While the market is up more than 30 per cent over the past year, the index has started to fall over the past month, albeit marginally.

Performance of index over 1yr

Source: FE Analytics

Mark Tinker, head of AXA Framlington Asia, believes investors are overly cognisant of risks to the Chinese market, without knowing about a host of tail winds.

“Few if any know anything about the Hong Kong Shanghai Stock Connect, let alone the upcoming Shenzhen Connect, the mutual recognition system for mutual funds, the new Silk Road infrastructure spending, the free trade zones or the ongoing land and labour reforms. This is not to be wild-eyed and bullish, rather to aim to focus on upcoming winners of reform under the new model not just the losers from the old model,” he said.

Kamel Mellahi, professor at the Warwick Business School, says that even with a downgrade in expectations of China’s growth rate, 7 per cent is not an easy target to hit although he believes it is attainable.

“The Chinese economy is fighting against strong headwinds from low domestic consumption and mounting deflationary pressures to intolerable levels of pollution,” he said.

“That said, I don’t think these deep seated challenges are going to bring the world's second-biggest economy to its knees. The economy is losing speed, but at the same time it is becoming more balanced and more sustainable. Plus, I think the Chinese government has enough ammunition to pull the economy from slipping into a deceleration cycle.”

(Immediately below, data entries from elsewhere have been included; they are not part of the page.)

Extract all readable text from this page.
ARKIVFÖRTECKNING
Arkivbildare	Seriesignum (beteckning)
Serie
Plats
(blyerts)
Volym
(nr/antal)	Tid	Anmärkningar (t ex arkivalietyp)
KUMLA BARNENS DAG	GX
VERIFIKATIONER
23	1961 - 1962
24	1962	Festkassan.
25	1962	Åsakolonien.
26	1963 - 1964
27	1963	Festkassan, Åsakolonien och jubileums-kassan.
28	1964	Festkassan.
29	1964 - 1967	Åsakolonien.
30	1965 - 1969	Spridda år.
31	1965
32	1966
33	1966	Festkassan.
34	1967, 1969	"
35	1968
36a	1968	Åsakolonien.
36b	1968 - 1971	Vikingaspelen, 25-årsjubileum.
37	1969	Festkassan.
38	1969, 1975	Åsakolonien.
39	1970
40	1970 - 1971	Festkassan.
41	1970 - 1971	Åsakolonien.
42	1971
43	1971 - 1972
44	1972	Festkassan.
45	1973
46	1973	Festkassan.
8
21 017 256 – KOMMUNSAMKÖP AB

"Internationally, slower economic growth will hurt China’s major trading partners – the US and the European Union. We have seen imports from the US and the European Union falling for a few months now and one expects this trend to continue well into 2015.”


Mellahi says job creation numbers have a bigger effect on economic sentiment for Chinese citizens than hitting a growth target and this will be a key driver to rebalance the economy away from exports to consumption.

“As long as enough jobs are created to absorb the large workforce entering the labour market, I do not see the slowing down of the economy spilling over into major socio-political issues such as large social unrest,” Madden said.

“Most of the unrest in China is actually triggered by labour-related issues, along with pollution, and land grab by local politicians. The challenge for the Chinese government is to ensure that enough jobs are created despite the economic slowdown.”

"The speed of deceleration will depend in large part on how consumers, the key drivers of economic growth, respond to further interest cuts, and the pace of implementation of the array of planned reforms.”

However, he adds that the big question is how long and how successfully Beijing can steer the country from its current model to a new “balanced, less polluting, more innovative, and local-consumption driven” model.

“One thing is for certain: far reaching reforms need to take place for this to happen. In particular regulations and barriers that stifle entrepreneurship and innovation must be dismantled and eliminated."